- Born: Sara Louise Iredell April 1849 St. Louis, Missouri
- Died: February 1, 1908 (aged 58) Washington, D. C.
- Other names: Sara L. Iredell, Sarah Iredell, Sarah Fleetwood
- Occupation(s): teacher, community worker, nurse
- Years active: 1860–1908

= Sara Iredell Fleetwood =

African American nurse and teacher

Sara Iredell Fleetwood (1849–1908) was an American clubwoman and teacher. She was involved in the movement of black women into professional nursing, graduating as one of the first nurses from Howard University's Freedman's Hospital School of Nursing. She became the nursing superintendent at Freedman's, organized the Freedmen's Nursing Association and served as the first African American woman on the nurse's examining board of the District of Columbia.

==Early life==
Sara Louise Iredell was born in April 1849 in St. Louis, Missouri to Elizabeth Susan (née Webb) and Geoffrey George Iredell. Her father was originally from Edenton, North Carolina, and was the son of a slave who had been emancipated. At the time Sarah and her sister Laura (1850–1909) were born, he was operating a barber shop in St. Louis. Her mother, originally from Philadelphia, Pennsylvania was the sister of Frank J. Webb, and they were the children of abolitionists Louisa (née Burr), illegitimate daughter of Aaron Burr, and Francis Webb. During Iredell's childhood, the family moved to Philadelphia making their home with their Webb cousins. Between 1856 and 1858, she attended Oberlin College as a pupil-teacher.

==Career==
After her graduation from Oberlin, Iredell moved back to Philadelphia and began her career teaching in public schools. In 1863, she became a founding member of the Ladies Union Association, serving as the organization's secretary. The Ladies Union was created to fund raise and provide assistance to African American soldiers who were either sick or wounded. In 1866, Iredell worked as a pupil-teacher at the Institute for Colored Youth, completing her training in 1867. She then taught from 1867 to 1868 at the Roberts Vaux School before moving to teach in the public school system of Frederick, Maryland. Because of low pay and the treatment black teachers received, she left Maryland and began working as a teacher in Washington, D. C.

In Washington, Iredell became involved in the National Association for the Relief of Destitute Colored Women and Children. She met and married Medal of Honor recipient Christian Fleetwood in 1869 and the couple subsequently had a daughter, Edith. They were very involved with the prominent African American professional community hosting literary salons and entertaining their guests with theatrical and musical performances. In 1892, Fleetwood was one of the nine co-founders of the Colored Women's League of Washington, an organization which focused on issues faced by black women. She spoke at various functions addressing issues like childcare and parenting training, establishment of nurseries for working women, and sanitation. In 1898, she and Anna Evans Murray attended the Congress of Mothers as representatives of the Colored Women's League.
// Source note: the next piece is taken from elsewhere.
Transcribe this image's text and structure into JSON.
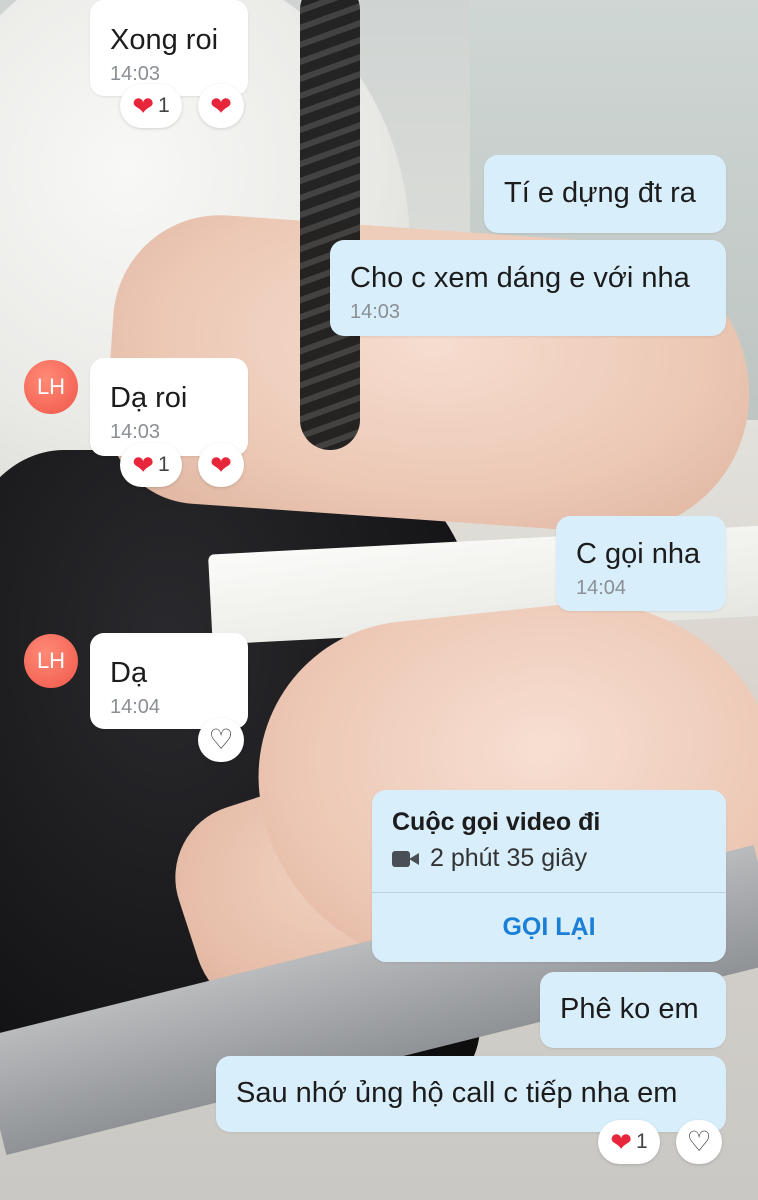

In 1893, Fleetwood enrolled in the first class of nurses admitted to Howard University's Freedman's Hospital School of Nursing, studying under Daniel Hale Williams. That same year, she and her cousin, Evelyn D. Shaw organized relief efforts to feed and house those impacted by the Panic of 1893. She graduated from Freedman's in 1896 and initially became a private nurse in Washington. In February 1901, when the previous nursing supervisor resigned, Fleetwood was appointed by Dr. Austin M. Curtis as the replacement supervisor for the training school. She took a national civil service examination to qualify for the post outscoring applicants from throughout the country. Her appointment marked the first time a black supervisor held the post. In August of the same year, she was confirmed as supervisor by the chief surgeon, Dr. William A. Warfield, who reappointed her and gave her the title, Directoress of Nurses. She remained the director until 1904, when she resigned from the post.

Fleetwood organized the Freedmen’s Nurses Association and attended the national convention of the Nurses Association Alumni as the association's delegate in 1904. In 1907, when the examining board for graduate nurses was established in Washington, D. C. she was selected as the first black representative on the board by the Graduate Nurses' Association. When her term expired in June of that same year, she was not reappointed and despite protests by the commissioners, no other African American representative was appointed to the board.

==Death and legacy==
Fleetwood died on February 1, 1908, in Washington, D. C. from complications of diabetes. She and her husband's papers make up the Christian A. Fleetwood Papers, which were donated to the Library of Congress in 1947. The site for the house in which the couple resided, at 319 U Street NW, in the LeDroit Park Historic District of Washington, D. C. is part of the African American Heritage Trail in the capital city and is identified by a historic marker.